O que você quer fazer, Malfoy?

Não sabia se queria de verdade deixar os comensais destruírem Hogwarts e, possivelmente, matarem alguém. Mesmo que algum feitiço acidentalmente pudesse arrancar um olho de Potter, o que seria esplêndido, não tinha certeza de que realmente desejava aquilo.

O que você quer fazer, Malfoy?

A voz dela soava cada vez mais alto em sua cabeça. Com certeza não queria ter de largar os estudos e o quadribol. Também gostava da sensação de medo e respeito que as pessoas tinham por ele e não gostaria de perder esse status. Apreciava muito as regalias que seu nome lhe trazia.

O que você quer fazer, Malfoy?!

Também não queria matar Dumbledore. Por mais que o velho fosse chato e organizasse muito mal os eventos escolares, fazendo com que os outros colégios (como beauxbatons ou durmstrang) deixassem Hogwarts no chinelo, não achava que ele merecia morrer. Na verdade, ele era o alvo de várias piadinhas que não seriam mais tão engraçadas assim...

O que você quer fazer, Malfoy!

A voz da Weasley pareceu um grito fino e ensurdecedor, que o fez apontar a varinha para o papel largado no chão e atear fogo naquela porcaria.

— Mas que inferno!

Exclamou antes de colocar as mãos na cabeça e cair de costas na cama que rangeu ao sentir o impacto de seu corpo.

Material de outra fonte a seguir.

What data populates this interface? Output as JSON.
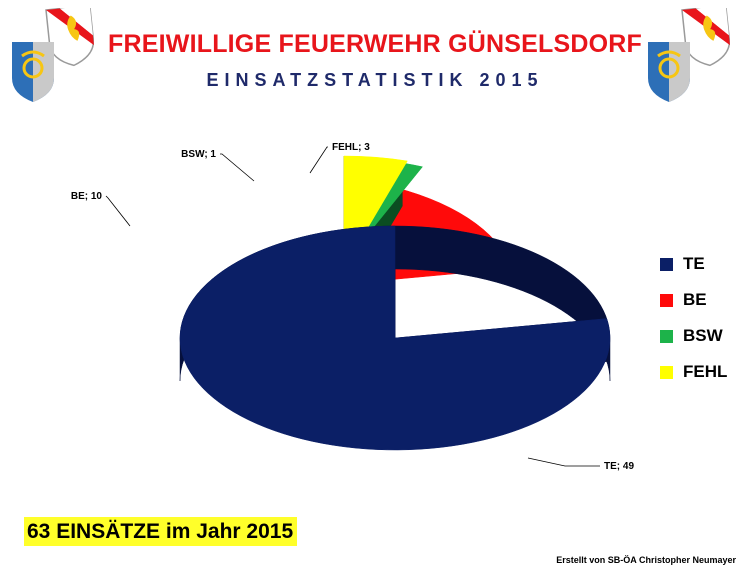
{
  "header": {
    "title": "FREIWILLIGE FEUERWEHR GÜNSELSDORF",
    "subtitle": "EINSATZSTATISTIK 2015"
  },
  "logos": {
    "icon": "fire-brigade-emblem"
  },
  "chart_data": {
    "type": "pie",
    "style": "3d-exploded",
    "categories": [
      "TE",
      "BE",
      "BSW",
      "FEHL"
    ],
    "values": [
      49,
      10,
      1,
      3
    ],
    "colors": [
      "#0b1f66",
      "#ff0a0a",
      "#1db34a",
      "#ffff00"
    ],
    "side_colors": [
      "#06103c",
      "#6e0000",
      "#0b4d22",
      "#7a7a00"
    ],
    "data_labels": [
      "TE; 49",
      "BE; 10",
      "BSW; 1",
      "FEHL; 3"
    ],
    "legend_position": "right"
  },
  "footer": {
    "summary": "63 EINSÄTZE im Jahr 2015",
    "credit": "Erstellt von SB-ÖA Christopher Neumayer"
  }
}
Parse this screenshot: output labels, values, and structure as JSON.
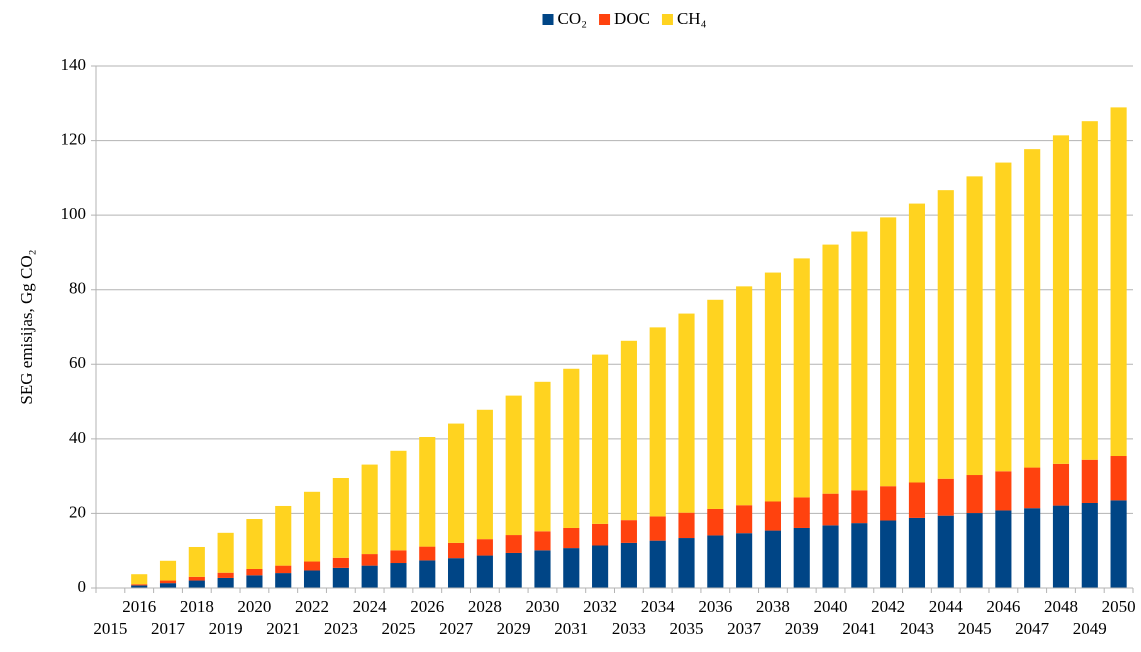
{
  "chart_data": {
    "type": "stacked-bar",
    "y_label": "SEG emisijas, Gg CO₂",
    "categories": [
      "2015",
      "2016",
      "2017",
      "2018",
      "2019",
      "2020",
      "2021",
      "2022",
      "2023",
      "2024",
      "2025",
      "2026",
      "2027",
      "2028",
      "2029",
      "2030",
      "2031",
      "2032",
      "2033",
      "2034",
      "2035",
      "2036",
      "2037",
      "2038",
      "2039",
      "2040",
      "2041",
      "2042",
      "2043",
      "2044",
      "2045",
      "2046",
      "2047",
      "2048",
      "2049",
      "2050"
    ],
    "series": [
      {
        "name": "CO₂",
        "color": "#004586",
        "values": [
          0,
          0.7,
          1.3,
          2.0,
          2.7,
          3.4,
          4.0,
          4.7,
          5.4,
          6.0,
          6.7,
          7.4,
          8.0,
          8.7,
          9.4,
          10.1,
          10.7,
          11.4,
          12.1,
          12.7,
          13.4,
          14.1,
          14.7,
          15.4,
          16.1,
          16.8,
          17.4,
          18.1,
          18.8,
          19.4,
          20.1,
          20.8,
          21.4,
          22.1,
          22.8,
          23.5
        ]
      },
      {
        "name": "DOC",
        "color": "#ff420e",
        "values": [
          0,
          0.3,
          0.7,
          1.0,
          1.4,
          1.7,
          2.0,
          2.4,
          2.7,
          3.1,
          3.4,
          3.7,
          4.1,
          4.4,
          4.8,
          5.1,
          5.4,
          5.8,
          6.1,
          6.5,
          6.8,
          7.1,
          7.5,
          7.8,
          8.2,
          8.5,
          8.8,
          9.2,
          9.5,
          9.9,
          10.2,
          10.5,
          10.9,
          11.2,
          11.6,
          11.9
        ]
      },
      {
        "name": "CH₄",
        "color": "#ffd320",
        "values": [
          0,
          2.7,
          5.3,
          8.0,
          10.7,
          13.4,
          16.0,
          18.7,
          21.4,
          24.0,
          26.7,
          29.4,
          32.0,
          34.7,
          37.4,
          40.1,
          42.7,
          45.4,
          48.1,
          50.7,
          53.4,
          56.1,
          58.7,
          61.4,
          64.1,
          66.8,
          69.4,
          72.1,
          74.8,
          77.4,
          80.1,
          82.8,
          85.4,
          88.1,
          90.8,
          93.5
        ]
      }
    ],
    "ylim": [
      0,
      140
    ],
    "yticks": [
      0,
      20,
      40,
      60,
      80,
      100,
      120,
      140
    ],
    "grid": true,
    "legend": "top"
  }
}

Por um momento pensou que, se não houvesse sido estupido o suficiente para brigar por causa daquela galinha gigante que Hagrid tinha, poderia agora fugir nela para sabe-se lá Merlin onde, mas que não tivesse mais de se preocupar com porcaria nenhuma.

Nem com sua família, nem com Snape, nem com seu status e nem com aquela maldita frase que a Weasley mais inconveniente havia plantado em sua cabeça.